Eggly Jacques-Simon · Nationalrat · 2004-12-06
Eggly Jacques-Simon · Nationalrat · Genf · Freisinnig-demokratische Fraktion · 2004-12-06
Wortprotokoll
Qui parle ici de "fairness"? J'ai entendu tout à l'heure Monsieur Maurer parler de "fairness", en en demandant au Conseil fédéral. C'est quand même - si vous me passez l'expression - un peu fort de café! Car, en effet, lorsque l'Espace économique européen a été repoussé, la porte s'est refermée - grâce d'ailleurs à certains des opposants d'aujourd'hui - sur toute l'approche multilatérale. Il y a alors eu l'obligation de suivre la voie bilatérale. C'est ce que le Conseil fédéral a fait fidèlement et loyalement.
Nous avons eu les Bilatérales I. Ont-elles été un engrenage vers l'adhésion? Absolument pas! Est-ce que ces Bilatérales II sont un engrenage vers l'adhésion? Absolument pas! C'est un retournement dialectique - comme dans un piège! - que de dire que nous voulions les Bilatérales, mais que ce ne sont pas de vraies négociations bilatérales que le Conseil fédéral a menées, que ce sont de fausses Bilatérales, que ce serait pour nous amener à l'Union européenne et à l'adhésion!
D'habitude, je ne suis pas violent dans mes propos, mais ou c'est de la bêtise, ou c'est de l'hypocrisie! Or, à mon avis, ce n'est pas de la bêtise.
Il est évident aussi que celui qui a le respect de la démocratie, qui a confiance en notre démocratie, en notre Parlement et en notre peuple ne devrait pas oser dire qu'il y a un engrenage. Car finalement, dans les Bilatérales, on a progressé pas à pas: on a négocié; c'est quelque chose qui est contrôlé, qui est ratifié par notre Parlement et ensuite, c'est le peuple qui décidera. La preuve, c'est qu'on a déjà annoncé le référendum sur Schengen/Dublin. Alors, est-ce que vous voulez dire que si le peuple disait, par malheur, non à Schengen/Dublin, cela signifierait que son non serait un non à l'adhésion à l'Union européenne? Ou bien voulez-vous dire que si le peuple disait oui à Schengen/Dublin, ce serait comme s'il disait oui à l'adhésion à l'Union européenne? Non, le peuple, chez nous, est souverain. S'il dit oui à Schengen/Dublin, il dit oui à cela et il ne dit pas oui à l'adhésion! [PAGE 1908]
Je souhaite, pour plus tard, l'adhésion. Mais je sais très bien que je suis dans la logique des Bilatérales en me battant pour Schengen/Dublin. Dire le contraire pour essayer de faire croire au peuple que le Conseil fédéral et la majorité du Parlement le tromperaient ou l'auraient trompé, c'est de la diffamation politique.

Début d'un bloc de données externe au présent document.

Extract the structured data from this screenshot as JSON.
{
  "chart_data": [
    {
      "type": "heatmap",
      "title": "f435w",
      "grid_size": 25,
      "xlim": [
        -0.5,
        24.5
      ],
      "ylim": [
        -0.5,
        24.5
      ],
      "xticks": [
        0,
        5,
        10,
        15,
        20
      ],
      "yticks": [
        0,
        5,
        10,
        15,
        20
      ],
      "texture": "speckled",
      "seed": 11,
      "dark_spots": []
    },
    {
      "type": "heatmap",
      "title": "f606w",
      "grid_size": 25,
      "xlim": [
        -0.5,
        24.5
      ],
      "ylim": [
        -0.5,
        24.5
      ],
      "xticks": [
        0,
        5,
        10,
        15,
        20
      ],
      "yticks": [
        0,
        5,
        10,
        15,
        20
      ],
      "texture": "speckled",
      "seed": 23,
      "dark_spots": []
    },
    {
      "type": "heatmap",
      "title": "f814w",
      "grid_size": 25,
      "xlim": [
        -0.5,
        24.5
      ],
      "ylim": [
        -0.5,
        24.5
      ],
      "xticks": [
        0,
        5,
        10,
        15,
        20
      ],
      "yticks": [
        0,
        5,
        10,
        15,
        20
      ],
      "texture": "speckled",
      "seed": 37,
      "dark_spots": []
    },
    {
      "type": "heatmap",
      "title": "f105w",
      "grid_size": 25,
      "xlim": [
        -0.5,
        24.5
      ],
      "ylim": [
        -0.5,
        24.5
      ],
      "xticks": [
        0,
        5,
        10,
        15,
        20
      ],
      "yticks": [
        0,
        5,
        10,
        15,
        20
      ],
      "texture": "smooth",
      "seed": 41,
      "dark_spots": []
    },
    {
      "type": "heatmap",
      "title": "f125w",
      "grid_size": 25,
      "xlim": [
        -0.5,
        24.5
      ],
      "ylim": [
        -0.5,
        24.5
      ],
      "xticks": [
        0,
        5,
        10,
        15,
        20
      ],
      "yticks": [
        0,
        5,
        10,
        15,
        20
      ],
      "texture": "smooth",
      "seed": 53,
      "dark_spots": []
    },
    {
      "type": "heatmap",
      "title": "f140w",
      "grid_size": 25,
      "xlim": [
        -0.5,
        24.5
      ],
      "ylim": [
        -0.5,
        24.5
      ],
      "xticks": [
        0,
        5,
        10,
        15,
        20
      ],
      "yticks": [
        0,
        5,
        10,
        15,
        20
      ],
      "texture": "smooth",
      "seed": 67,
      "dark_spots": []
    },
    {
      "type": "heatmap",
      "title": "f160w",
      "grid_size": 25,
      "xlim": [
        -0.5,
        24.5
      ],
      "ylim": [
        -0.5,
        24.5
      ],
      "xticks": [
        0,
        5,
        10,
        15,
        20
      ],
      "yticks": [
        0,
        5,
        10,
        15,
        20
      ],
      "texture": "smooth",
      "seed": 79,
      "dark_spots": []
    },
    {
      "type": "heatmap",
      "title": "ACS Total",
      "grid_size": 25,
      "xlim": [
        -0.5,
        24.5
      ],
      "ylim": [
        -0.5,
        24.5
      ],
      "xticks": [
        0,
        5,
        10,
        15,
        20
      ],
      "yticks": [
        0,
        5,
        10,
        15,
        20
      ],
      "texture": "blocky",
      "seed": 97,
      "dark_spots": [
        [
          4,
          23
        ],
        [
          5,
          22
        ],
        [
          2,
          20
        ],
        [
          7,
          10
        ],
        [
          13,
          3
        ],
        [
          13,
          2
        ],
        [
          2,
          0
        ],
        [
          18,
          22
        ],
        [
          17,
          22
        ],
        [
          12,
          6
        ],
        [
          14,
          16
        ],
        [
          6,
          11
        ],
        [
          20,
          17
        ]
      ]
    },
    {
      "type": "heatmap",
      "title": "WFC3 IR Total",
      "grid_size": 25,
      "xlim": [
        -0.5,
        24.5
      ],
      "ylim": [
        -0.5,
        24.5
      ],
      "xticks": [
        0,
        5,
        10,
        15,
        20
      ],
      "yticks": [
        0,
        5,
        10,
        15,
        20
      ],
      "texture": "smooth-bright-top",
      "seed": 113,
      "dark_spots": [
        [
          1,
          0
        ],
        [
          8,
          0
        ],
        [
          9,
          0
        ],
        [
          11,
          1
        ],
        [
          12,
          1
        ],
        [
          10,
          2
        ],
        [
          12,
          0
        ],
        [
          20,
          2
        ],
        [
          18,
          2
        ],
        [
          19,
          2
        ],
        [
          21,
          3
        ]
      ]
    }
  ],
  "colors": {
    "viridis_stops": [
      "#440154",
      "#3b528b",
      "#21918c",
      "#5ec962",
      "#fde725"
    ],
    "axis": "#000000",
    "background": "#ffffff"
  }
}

En ce qui concerne maintenant ces accords, ce que l'on doit dire, c'est que nos négociateurs - le Conseil fédéral les ayant mandatés - ont négocié le meilleur accord qui fut possible. On ne pouvait pas obtenir, par exemple, un "Schengen light", un Schengen réduit, qui n'aurait été que la permission de nous brancher sur le service informatique de Schengen. C'était ou bien on avait Schengen, ou bien on ne l'avait pas. On a Schengen, qui représente un surcroît de sécurité, et qui va représenter aussi une digue de plus - j'y reviendrai probablement dans mon rapport sur Schengen/Dublin -, un renfort, une ligne de fortification supplémentaire pour la défense du secret bancaire face à la pression de l'Union européenne à cet égard.
Bref, dans ce débat général, il faut dire ce qui est: on ne pouvait pas obtenir plus et mieux! Et si on n'avait pas cela, si Schengen et Dublin devaient être repoussés, il ne faudrait pas commencer à répandre l'illusion que nous pourrions revenir avec une négociation bilatérale pour avoir quelque chose qui serait davantage dans l'intérêt de la Suisse! Aujourd'hui, ceux qui défendent l'intérêt de la Suisse doivent dire à nos négociateurs que, dans la fidélité à ce que le peuple a voulu - c'est-à-dire "les Bilatérales, rien que les Bilatérales, mais toutes les Bilatérales" -, le Conseil fédéral et eux-mêmes ont assumé le mandat qui leur était confié par nous et par le peuple.
Par conséquent, je vous engage vivement, au nom du groupe radical-libéral, à entrer en matière sur ces accords bilatéraux II.